As of October 1, 2013, stock units are credited to the director’s account in an amount that is
determined as follows: the total cash value of the fees payable to the director is divided by the closing
prices of Frontier common stock on the grant date of the units. Prior to October 1, 2013, stock units
were credited to the director’s account in an amount that was determined as follows: the total cash
value of the fees payable to the director divided by 85% of the closing prices of Frontier common stock
on the grant date of the units. Units are credited to the director’s account quarterly. Directors must also
elect to convert the units to either common stock (convertible on a one-to-one basis) or cash upon
retirement or death.
Dividends are paid on stock units held by directors at the same rate and at the same time as we
pay dividends on shares of our common stock. Dividends on stock units are paid in the form of
additional stock units.
The number of shares of common stock authorized for issuance under the Directors’ Equity Plan is
2,540,761, which includes 540,761 shares that were available for grant under the Deferred Fee Plan
on the effective date of the Directors’ Equity Plan. In addition, if and to the extent that any “plan units”

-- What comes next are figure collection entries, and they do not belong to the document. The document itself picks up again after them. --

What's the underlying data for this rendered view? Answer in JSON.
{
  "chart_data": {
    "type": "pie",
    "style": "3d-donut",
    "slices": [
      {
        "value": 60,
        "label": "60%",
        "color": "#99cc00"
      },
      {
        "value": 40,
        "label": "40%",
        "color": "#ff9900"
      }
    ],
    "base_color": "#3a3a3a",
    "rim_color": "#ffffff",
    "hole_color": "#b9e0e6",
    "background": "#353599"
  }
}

outstanding on May 25, 2006 under the Deferred Fee Plan are forfeited or if any option granted under
the Deferred Fee Plan terminates, expires, or is cancelled or forfeited, without having been fully
exercised, shares of common stock subject to such “plan units” or options cancelled shall become
available under the Directors’ Equity Plan. At December 31, 2014, there were 811,002 shares available
for grant. There were 12 directors participating in the Directors’ Plans during all or part of 2014. The
total plan units earned were 237,607, 374,383 and 306,634 in 2014, 2013 and 2012, respectively.
Options granted prior to the adoption of the Directors’ Equity Plan were granted under the 2000 EIP. At
December 31, 2014, 105,000 options were outstanding and exercisable under the Director Plans at a
weighted average exercise price of $12.10.
To the extent directors elect to receive the distribution of their stock unit account in cash, they are
considered liability-based awards. To the extent directors elect to receive the distribution of their stock
unit accounts in common stock, they are considered equity-based awards. Compensation expense for
stock units that are considered equity-based awards is based on the market value of our common
stock at the date of grant. Compensation expense for stock units that are considered liability-based
awards is based on the market value of our common stock at the end of each period.
In connection with the Director Plans, compensation costs associated with the issuance of stock
units were $4 million, $2 million and $1 million in 2014, 2013 and 2012, respectively. Cash
compensation associated with the Director Plans was $1 million in 2014, 2013 and 2012, respectively.
These costs are recognized in “Selling, general and administrative expenses.”